This year Pope Francis has asked consecrated persons to “wake up the world” with their “prophetic and countercurrent witness.” This might sound like a tall order — but religious life is, by its very nature, countercultural. For us Little Sisters of the Poor, giving the kind of witness our Holy Father is calling for means being faithful to the spirit of our foundress.
Saint Jeanne Jugan lived her vocation without illusions: “Call me now the humble servant of the poor,” she told an old friend soon after she began welcoming the needy elderly into her home. Humility and servanthood — I can’t imagine two more countercultural values! Even Christ’s first disciples squabbled about who was the greatest among them!

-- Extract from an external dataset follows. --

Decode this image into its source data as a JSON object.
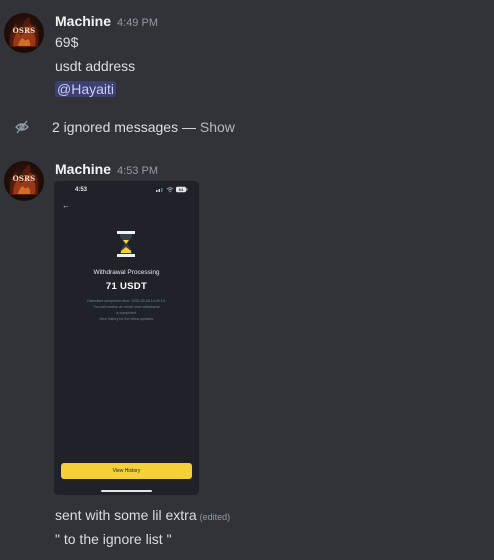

Today radical feminism and a secularized, consumer culture render the ideal of humble service practically incomprehensible. Taking the last place, letting others have the credit for a job well-done, or putting others’ needs before one’s own — such acts are seen as servile, demeaning, even unhealthy. A young woman in discernment once told me, “I really like your community, except for the humility thing.” I’ve had plenty of chances to tease her about this over the years, because she did, in fact, became a Little Sister of the Poor!
On the other hand, a fellow religious recently voiced her concern that if we see ourselves as bending down to serve others (as Pope Francis is asking us to do, but more about that below), we risk getting caught in an attitude of superiority or condescension toward those less fortunate. The antidote to this temptation is simple: When we accept the yoke of service in imitation of Christ, who was gentle and humble of heart, we cannot be vain. Christ teaches us that servanthood is the greatest demonstration of love — not pride.
Before he gave his life for his friends, Jesus washed their feet and told them, “I have given you an example. As I have done for you, so you must do.” These words are for Christians of all ages, but none more so than consecrated souls. “If, on the one hand, the consecrated life contemplates the sublime mystery of the Word in the bosom of the Father (cf. Jn 1:1),” Saint John Paul II once wrote, “on the other hand it follows the Word who became flesh (cf. Jn 1:14), lowering himself, humbling himself in order to serve others” (Vita Consecrata, n. 75).
In his words and gestures Pope Francis gives the world a powerful witness of what it means to be a humble servant. His bending low has nothing to do with condescension and everything to do with love: “As living icons of the motherhood and of the closeness of the Church, we go out to those who are waiting for the Word of consolation,” he said to consecrated persons; “and we bend down with motherly love and fatherly spirit towards the poor and the weak.”
Writing to the whole Church in The Joy of the Gospel, our Holy Father articulated a beautiful vision: “True love is always contemplative, and permits us to serve the other not out of necessity or vanity, but rather because he or she is beautiful above and beyond mere appearances: ‘The love by which we find the other pleasing leads us to offer him something freely.’ The poor person, when loved, ‘is esteemed as of great value,’ and this is what makes the authentic option for the poor differ from any other ideology, from any attempt to exploit the poor for one’s own personal or political interest.… Only this will ensure that ‘in every Christian community the poor feel at home.…’” (E. G. n. 199).
Making the poor feel at home — I find my foundress, Saint Jeanne Jugan, in these words of Pope Francis. I also sense in them the countercultural witness we Little Sisters of the Poor are called to offer the world during this Year of Consecrated Life. We have received a priceless gift in the charism of Saint Jeanne Jugan and the call to follow her, but at the same time we know that without God’s grace we can do nothing. Please pray for us, that we will live our charism authentically and offer the world a prophetic witness of God’s merciful love.
Sister Constance Veit is director of communications for the Little Sisters of the Poor.